Bill finally finds Ruth, who remembers him favorably. She manages to arrange his being taken to Ellis by a young man named Kermit, who is close to the gang, and sometimes works for Ellis.

Ellis grants Bill an interview, boasting of his crimes, to the consternation of off-balance gunman Elly Horn, who suddenly shoots both Ellis and Kermit. He also shoots his own gang member, Oren, by accidentally trying to kill Bill.

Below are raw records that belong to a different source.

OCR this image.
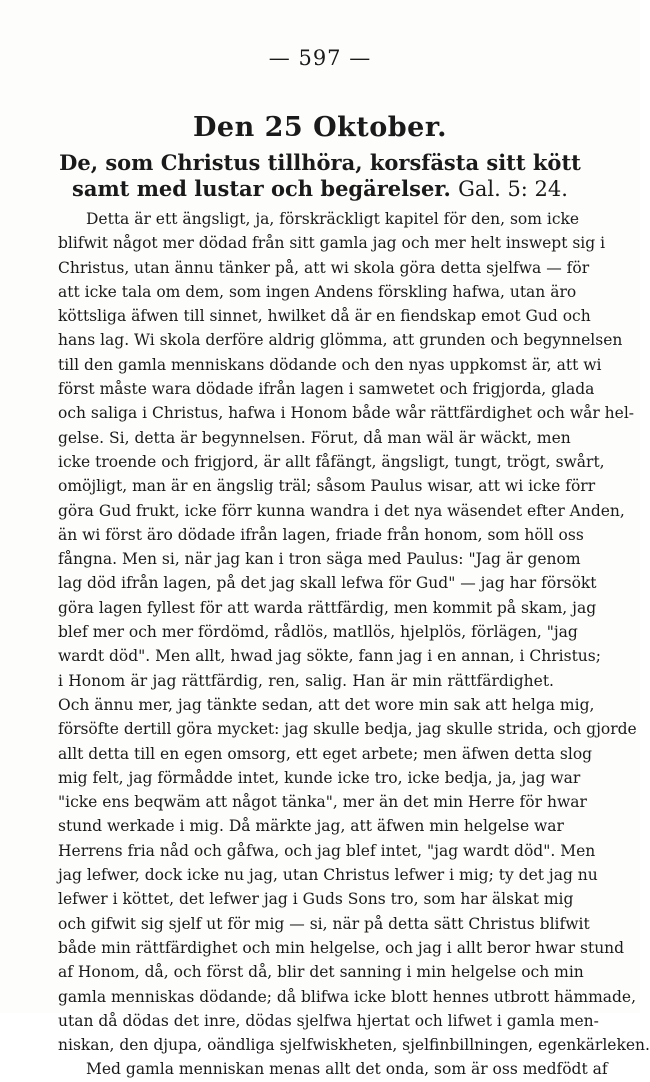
— 597 —
Den 25 Oktober.
De, som Christus tillhöra, korsfästa sitt kött samt med lustar och begärelser. Gal. 5: 24.
Detta är ett ängsligt, ja, förskräckligt kapitel för den, som icke
blifwit något mer dödad från sitt gamla jag och mer helt inswept sig i
Christus, utan ännu tänker på, att wi skola göra detta sjelfwa — för
att icke tala om dem, som ingen Andens förskling hafwa, utan äro
köttsliga äfwen till sinnet, hwilket då är en fiendskap emot Gud och
hans lag. Wi skola derföre aldrig glömma, att grunden och begynnelsen
till den gamla menniskans dödande och den nyas uppkomst är, att wi
först måste wara dödade ifrån lagen i samwetet och frigjorda, glada
och saliga i Christus, hafwa i Honom både wår rättfärdighet och wår hel-
gelse. Si, detta är begynnelsen. Förut, då man wäl är wäckt, men
icke troende och frigjord, är allt fåfängt, ängsligt, tungt, trögt, swårt,
omöjligt, man är en ängslig träl; såsom Paulus wisar, att wi icke förr
göra Gud frukt, icke förr kunna wandra i det nya wäsendet efter Anden,
än wi först äro dödade ifrån lagen, friade från honom, som höll oss
fångna. Men si, när jag kan i tron säga med Paulus: "Jag är genom
lag död ifrån lagen, på det jag skall lefwa för Gud" — jag har försökt
göra lagen fyllest för att warda rättfärdig, men kommit på skam, jag
blef mer och mer fördömd, rådlös, matllös, hjelplös, förlägen, "jag
wardt död". Men allt, hwad jag sökte, fann jag i en annan, i Christus;
i Honom är jag rättfärdig, ren, salig. Han är min rättfärdighet.
Och ännu mer, jag tänkte sedan, att det wore min sak att helga mig,
försöfte dertill göra mycket: jag skulle bedja, jag skulle strida, och gjorde
allt detta till en egen omsorg, ett eget arbete; men äfwen detta slog
mig felt, jag förmådde intet, kunde icke tro, icke bedja, ja, jag war
"icke ens beqwäm att något tänka", mer än det min Herre för hwar
stund werkade i mig. Då märkte jag, att äfwen min helgelse war
Herrens fria nåd och gåfwa, och jag blef intet, "jag wardt död". Men
jag lefwer, dock icke nu jag, utan Christus lefwer i mig; ty det jag nu
lefwer i köttet, det lefwer jag i Guds Sons tro, som har älskat mig
och gifwit sig sjelf ut för mig — si, när på detta sätt Christus blifwit
både min rättfärdighet och min helgelse, och jag i allt beror hwar stund
af Honom, då, och först då, blir det sanning i min helgelse och min
gamla menniskas dödande; då blifwa icke blott hennes utbrott hämmade,
utan då dödas det inre, dödas sjelfwa hjertat och lifwet i gamla men-
niskan, den djupa, oändliga sjelfwiskheten, sjelfinbillningen, egenkärleken.
Med gamla menniskan menas allt det onda, som är oss medfödt af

Irene, left behind, is desperate to find her husband, who is now being held by Oren and Elly for a ransom of $50,000. She gets the address from Ruth, hitchhikes to Ellis's hideout, and notifies the police, who arrive just in time to rescue Bill.

==Cast==
- Leslie Nielsen as William Joel Partain
- Colleen Miller as Irene Partain
- Edward Andrews as Deputy Lou Follett
- Jay C. Flippen as Oren Kobble
- James Best as Kermit
- Paul Richards as Elly Horn
- Robert J. Wilke as Tom Ellis
- Claude Akins as Truck Driver
- Marianne Stewart as Ruth Childers
- Paul Wexler as the "Lean Man"

==Box office==
According to MGM records, the film earned $250,000 in the U.S. and Canada and $250,000 in other markets, resulting in a loss to the studio of $110,000.